Crazing, which appears as closely spaced surface hair cracks in both plastic as well as hardened concrete, is caused by shrinkage of the surface layer of cement. The cracks are usually no more than 3mm deep and visible as the floor surface starts drying the day after placement or by the end of the first week.
Perrie says some of the factors affecting the crazing of concrete floors include:
- Correct protection of the concrete in the plastic state and timeous curing are essential because when the evaporation rate from the concrete surface is higher than the moisture gain from curing, crazing cracks will appear because of low humidity, drying winds, or exposure to sunlight. Delayed curing will cause rapid drying of the surface and crazing. Curing with water much colder than the concrete will cause thermal shock and also lead to crazing.
- Alternating wetting and drying at early stages should be avoided. Continuous water sprinkling is an ideal method of curing to prevent the concrete from drying between applications of water.
- Over-using vibrating screeds and bull floats leads to the coarse aggregates settling at the bottom and drives the cement paste to the surface which is the main cause of crazing;
- Overworking and over-trowelling, especially when the surface is wet, is another negative factor. “Too wet a mix, excessive floating, the use of a tamper or other procedures which depress the coarse aggregate and produce high concentrations of cement paste and fines at the surface, will result in crazing and cracking.”

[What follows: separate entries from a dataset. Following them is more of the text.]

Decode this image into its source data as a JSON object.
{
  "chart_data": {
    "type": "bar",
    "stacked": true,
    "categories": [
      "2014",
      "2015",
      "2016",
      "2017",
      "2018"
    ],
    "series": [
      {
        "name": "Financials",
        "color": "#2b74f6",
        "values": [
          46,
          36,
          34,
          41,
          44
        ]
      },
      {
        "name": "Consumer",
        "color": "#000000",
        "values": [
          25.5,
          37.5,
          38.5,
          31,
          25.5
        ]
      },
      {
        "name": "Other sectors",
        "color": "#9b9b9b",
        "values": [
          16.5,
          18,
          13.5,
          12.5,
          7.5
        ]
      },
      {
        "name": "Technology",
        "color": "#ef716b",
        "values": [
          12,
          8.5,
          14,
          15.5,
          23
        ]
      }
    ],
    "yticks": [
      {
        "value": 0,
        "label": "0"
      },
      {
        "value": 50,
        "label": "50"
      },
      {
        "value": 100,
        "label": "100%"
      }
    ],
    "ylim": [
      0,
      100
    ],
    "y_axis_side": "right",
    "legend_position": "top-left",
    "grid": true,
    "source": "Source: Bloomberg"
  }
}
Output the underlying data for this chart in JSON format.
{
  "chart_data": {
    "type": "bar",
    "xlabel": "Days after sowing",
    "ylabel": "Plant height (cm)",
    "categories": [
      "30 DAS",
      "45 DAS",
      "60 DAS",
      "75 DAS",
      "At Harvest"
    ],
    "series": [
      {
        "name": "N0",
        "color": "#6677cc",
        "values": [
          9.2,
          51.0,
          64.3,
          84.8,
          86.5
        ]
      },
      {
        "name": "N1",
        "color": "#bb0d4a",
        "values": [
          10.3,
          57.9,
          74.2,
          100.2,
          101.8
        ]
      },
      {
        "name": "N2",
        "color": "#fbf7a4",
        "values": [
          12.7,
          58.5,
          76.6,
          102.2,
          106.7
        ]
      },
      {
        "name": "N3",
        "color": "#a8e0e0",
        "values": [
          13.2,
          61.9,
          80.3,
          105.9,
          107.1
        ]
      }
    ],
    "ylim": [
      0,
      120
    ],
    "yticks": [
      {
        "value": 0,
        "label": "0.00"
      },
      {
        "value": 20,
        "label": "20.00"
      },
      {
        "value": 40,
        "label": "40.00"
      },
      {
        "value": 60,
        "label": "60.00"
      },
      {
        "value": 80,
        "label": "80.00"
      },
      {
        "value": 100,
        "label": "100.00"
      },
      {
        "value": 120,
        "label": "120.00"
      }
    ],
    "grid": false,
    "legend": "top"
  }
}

- Crazing can also be caused by dusting dry cement onto the surface before trowelling. The cement will dry up bleed water and concentrate fines on the surface.
- Applying water to the surface during finishing operations is another contributory factor. Performing finishing operations with bleed water still on the surface, or using a steel trowel in a way that water and cement fines are brought to the surface, will end up in crazing.
Perrie says although crazed floors are unsightly and may collect dirt, they do not have serious consequences and repairs are seldom necessary unless accompanied by delamination of the surface. “Grinding the surfaces may be considered when the crazing is shallow and the quality of the concrete allows for grinding," he adds.